Bhatt: We're really excited about this program because we think it provides the necessary foundational work to understand optimal implementation strategies to improve screening in at-risk patients with CVD. There are a few different things that we're really interested in evaluating using the novel network. We're going to be able to understand whether messages delivered at the point-of-care to providers caring for these patients might be tailored in a way that we can support further screening. What excites me is that we’ll hopefully have the ability to look at number of process and engagement metrics, which are fundamental to understanding the reach, adoption and effectiveness of an implementation science intervention. We're going to be able to look at, for example, engagement with these digital tools and messages. We'll also have the ability to assess how clinicians engage with a clinical dashboard designed to give physicians all the information they need to understand screening and treatment gaps to durably lower LDL. We're going to be able to see how physicians and other providers engage with these systems at a very granular, process metric level.

In addition, we hope to understand implementation outcomes, such as the percentage of patients who get appropriate screening for LDL-C or get a repeat test after they've had a major change in their therapy.

Finally, we’re going to be able to look at the potential downstream effects of these kinds of interventions — particularly around the control of LDL-C and the prescription of medicines that we know to be beneficial in lowering risk, such as high-intensity statin therapy and others.

Healio: What are the implications for PCPs?

Bhatt: Primary care is the bedrock of where screening and evaluation of ASCVD happens, and we couldn’t be more excited about the primary care reach of this program. Our team includes primary care providers to help shape, design and execute the program. We think that's a critical portion of this because preventing CVD and lowering LDL often begins well before patients ever see a cardiologist or another specialist. The bulk of this most important work happens within the primary care sphere.
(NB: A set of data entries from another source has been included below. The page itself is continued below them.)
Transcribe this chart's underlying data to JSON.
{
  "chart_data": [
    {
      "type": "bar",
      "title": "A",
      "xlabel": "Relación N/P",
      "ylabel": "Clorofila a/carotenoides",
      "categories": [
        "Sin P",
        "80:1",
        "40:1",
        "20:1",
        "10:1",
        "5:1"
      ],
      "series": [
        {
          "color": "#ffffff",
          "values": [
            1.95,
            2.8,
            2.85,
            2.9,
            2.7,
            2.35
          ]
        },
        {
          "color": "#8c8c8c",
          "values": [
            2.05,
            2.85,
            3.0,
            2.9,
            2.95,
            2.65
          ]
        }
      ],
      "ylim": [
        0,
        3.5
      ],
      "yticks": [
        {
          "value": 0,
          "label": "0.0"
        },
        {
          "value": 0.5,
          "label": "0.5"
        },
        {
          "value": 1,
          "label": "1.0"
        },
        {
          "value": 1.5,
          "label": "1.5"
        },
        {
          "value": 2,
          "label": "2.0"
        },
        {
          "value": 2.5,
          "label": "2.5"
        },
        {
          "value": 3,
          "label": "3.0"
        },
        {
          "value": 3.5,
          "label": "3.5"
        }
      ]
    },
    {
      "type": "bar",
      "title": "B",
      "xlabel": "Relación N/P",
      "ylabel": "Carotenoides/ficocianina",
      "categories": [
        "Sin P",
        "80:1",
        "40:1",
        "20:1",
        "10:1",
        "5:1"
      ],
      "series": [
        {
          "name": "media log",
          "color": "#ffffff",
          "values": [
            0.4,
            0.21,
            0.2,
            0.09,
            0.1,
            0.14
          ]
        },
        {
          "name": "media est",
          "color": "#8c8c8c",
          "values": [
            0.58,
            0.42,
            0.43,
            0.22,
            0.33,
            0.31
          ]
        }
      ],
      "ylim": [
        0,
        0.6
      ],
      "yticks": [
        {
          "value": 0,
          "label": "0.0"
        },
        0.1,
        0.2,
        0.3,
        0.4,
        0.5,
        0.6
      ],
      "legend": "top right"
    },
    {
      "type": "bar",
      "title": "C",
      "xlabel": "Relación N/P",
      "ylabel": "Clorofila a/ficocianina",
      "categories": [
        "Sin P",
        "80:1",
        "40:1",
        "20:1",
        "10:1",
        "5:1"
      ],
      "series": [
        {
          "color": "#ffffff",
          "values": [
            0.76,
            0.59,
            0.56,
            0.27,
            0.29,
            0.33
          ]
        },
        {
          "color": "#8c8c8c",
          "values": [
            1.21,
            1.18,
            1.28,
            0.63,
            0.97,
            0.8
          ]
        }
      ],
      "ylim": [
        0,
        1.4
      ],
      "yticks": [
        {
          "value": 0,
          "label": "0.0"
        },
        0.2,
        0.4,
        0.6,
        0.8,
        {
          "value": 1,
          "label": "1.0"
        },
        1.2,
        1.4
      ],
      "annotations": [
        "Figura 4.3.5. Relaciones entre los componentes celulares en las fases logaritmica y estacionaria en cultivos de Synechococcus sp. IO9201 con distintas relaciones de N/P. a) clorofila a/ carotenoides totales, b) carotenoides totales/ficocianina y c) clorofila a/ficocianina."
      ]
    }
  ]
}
We're hoping to be able to contribute meaningfully to understanding which strategies might augment PCPs ability to screen and treatment most efficiently, boosting their ability to provide care without creating further sludge in their workflows.

What we'd like is to add to the evidence about how we can do this in a manner that doesn't create undue burden on physicians but facilitates them to be able to screen and respond to patients with LDL-C. Primary care is our natural partner in this work, and how we learn and work with them will be part of the fun of this study. We also will have PCPs included on our leadership team.